Depression can really take away your energy. I used to be creative. I used to love to do things. Now I just want to do is lay around and cry all day. I wish I could have that back. Most days, I don’t get dressed or even comb my hair. I don’t even have the energy for that. I just need to find a reason to get out of bed in the morning.

My self-esteem isn’t good. Twenty years of verbal and emotional abuse can really take a toll on a person’s self-esteem. I’ve felt so unworthy for years. I’m scared that people will laugh at me. I feel like everything I say is stupid and undeserving of an answer. When I leave the house, I feel like people are pointing at me and calling me ugly and fat. I get extremely panicky when I have to go anywhere.

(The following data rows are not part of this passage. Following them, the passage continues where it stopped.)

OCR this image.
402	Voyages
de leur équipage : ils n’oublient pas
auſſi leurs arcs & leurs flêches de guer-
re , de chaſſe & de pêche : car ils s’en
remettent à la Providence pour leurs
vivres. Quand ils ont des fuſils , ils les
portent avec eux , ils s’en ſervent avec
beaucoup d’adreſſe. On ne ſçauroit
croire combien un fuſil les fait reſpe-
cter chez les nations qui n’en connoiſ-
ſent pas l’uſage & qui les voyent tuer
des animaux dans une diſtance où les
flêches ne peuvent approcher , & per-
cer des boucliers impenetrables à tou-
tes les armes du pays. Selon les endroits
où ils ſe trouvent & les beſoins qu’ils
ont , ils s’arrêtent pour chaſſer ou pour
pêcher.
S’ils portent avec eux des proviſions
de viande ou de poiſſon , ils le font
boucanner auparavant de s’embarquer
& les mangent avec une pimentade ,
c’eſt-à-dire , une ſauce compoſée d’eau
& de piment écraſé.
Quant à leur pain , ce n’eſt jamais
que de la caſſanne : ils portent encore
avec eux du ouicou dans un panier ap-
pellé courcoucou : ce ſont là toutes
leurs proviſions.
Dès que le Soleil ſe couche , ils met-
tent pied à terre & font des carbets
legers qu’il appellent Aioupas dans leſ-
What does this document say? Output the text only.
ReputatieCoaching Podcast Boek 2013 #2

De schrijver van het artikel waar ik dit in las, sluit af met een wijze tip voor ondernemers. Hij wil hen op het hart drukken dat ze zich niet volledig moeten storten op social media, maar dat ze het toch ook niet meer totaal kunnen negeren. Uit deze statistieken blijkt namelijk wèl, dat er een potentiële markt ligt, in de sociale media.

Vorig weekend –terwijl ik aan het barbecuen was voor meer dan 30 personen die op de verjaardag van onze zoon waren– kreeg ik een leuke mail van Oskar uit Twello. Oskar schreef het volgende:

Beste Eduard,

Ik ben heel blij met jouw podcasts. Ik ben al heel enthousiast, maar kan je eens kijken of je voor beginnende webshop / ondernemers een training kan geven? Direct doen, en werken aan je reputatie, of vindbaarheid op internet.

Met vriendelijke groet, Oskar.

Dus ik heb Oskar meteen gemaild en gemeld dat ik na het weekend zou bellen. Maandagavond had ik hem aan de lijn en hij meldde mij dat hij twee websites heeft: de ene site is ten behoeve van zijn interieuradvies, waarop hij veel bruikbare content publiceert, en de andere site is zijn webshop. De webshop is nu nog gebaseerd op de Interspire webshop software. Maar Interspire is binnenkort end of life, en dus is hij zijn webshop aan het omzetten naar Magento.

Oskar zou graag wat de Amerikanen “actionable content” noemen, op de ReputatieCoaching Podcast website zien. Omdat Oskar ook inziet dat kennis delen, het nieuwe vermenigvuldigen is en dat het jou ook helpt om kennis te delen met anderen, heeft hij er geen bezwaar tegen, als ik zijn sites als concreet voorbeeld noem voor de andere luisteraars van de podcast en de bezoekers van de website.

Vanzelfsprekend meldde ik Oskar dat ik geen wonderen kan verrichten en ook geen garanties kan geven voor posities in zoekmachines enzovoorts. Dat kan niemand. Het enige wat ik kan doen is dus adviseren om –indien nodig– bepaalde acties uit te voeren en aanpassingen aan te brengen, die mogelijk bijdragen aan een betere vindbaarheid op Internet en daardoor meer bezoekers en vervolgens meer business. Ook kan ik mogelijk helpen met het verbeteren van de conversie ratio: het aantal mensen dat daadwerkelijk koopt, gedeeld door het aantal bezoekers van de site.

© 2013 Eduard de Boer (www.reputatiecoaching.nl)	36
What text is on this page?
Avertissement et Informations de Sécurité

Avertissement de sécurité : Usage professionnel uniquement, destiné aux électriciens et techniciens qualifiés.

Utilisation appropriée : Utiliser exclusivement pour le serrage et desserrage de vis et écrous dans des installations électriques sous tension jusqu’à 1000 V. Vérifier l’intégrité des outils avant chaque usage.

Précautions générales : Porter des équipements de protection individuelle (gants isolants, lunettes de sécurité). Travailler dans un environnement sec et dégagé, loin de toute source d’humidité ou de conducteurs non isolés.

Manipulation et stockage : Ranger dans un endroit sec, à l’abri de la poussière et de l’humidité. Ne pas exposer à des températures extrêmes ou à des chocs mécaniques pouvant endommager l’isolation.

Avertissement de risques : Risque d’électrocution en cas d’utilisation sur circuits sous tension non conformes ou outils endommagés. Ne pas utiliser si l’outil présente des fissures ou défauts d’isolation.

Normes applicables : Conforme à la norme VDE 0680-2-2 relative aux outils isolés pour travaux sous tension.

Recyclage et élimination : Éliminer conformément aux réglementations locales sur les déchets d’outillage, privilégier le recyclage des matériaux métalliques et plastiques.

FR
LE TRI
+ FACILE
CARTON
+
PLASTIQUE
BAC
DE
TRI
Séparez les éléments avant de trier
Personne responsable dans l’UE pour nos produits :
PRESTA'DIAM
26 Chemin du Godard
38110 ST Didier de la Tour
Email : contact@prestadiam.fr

Possessions-Like most people, I have tons of clutter. I have leftover merchandise from a closed business. I have lots of clothing that is old, ragged and too small. I don’t know why I save it. I think I need to sell the prime stuff and add the money to my freedom fund. And throw away or donate the rest of it. I’ve heard that people feel better when they eliminate many of their possessions. Even if I don’t feel better, the house will be neater. And I’ll have fewer things to bring with if I find a way to get away from Mr. B.

I guess I’ve got a lot of things to work on and overcome in the coming months. I thought blogging about my situation may be helpful and motivating. I’ve been inspired by Julie Powell of The Julie/Julia Project. I recently watched the movie and blogging seems like it would really be therapeutic. It sort of feels a bit like talking to an invisible friend. Julie Powell described it as a “regimen.” I think I’m in desperate need of a regimen. She set a deadline for herself. I think I’m going to have to set one for myself too. A year sounds reasonable. Can I accomplish all of the above goals and start a new life for myself in a year’s time?

By the way, Mr. B came home at midnight –the witching hour! My heart sank when I saw that big black (hated) Nissan Titan pull into the driveway. I guess my vacation from Mr. B is officially over. It was nice while it lasted.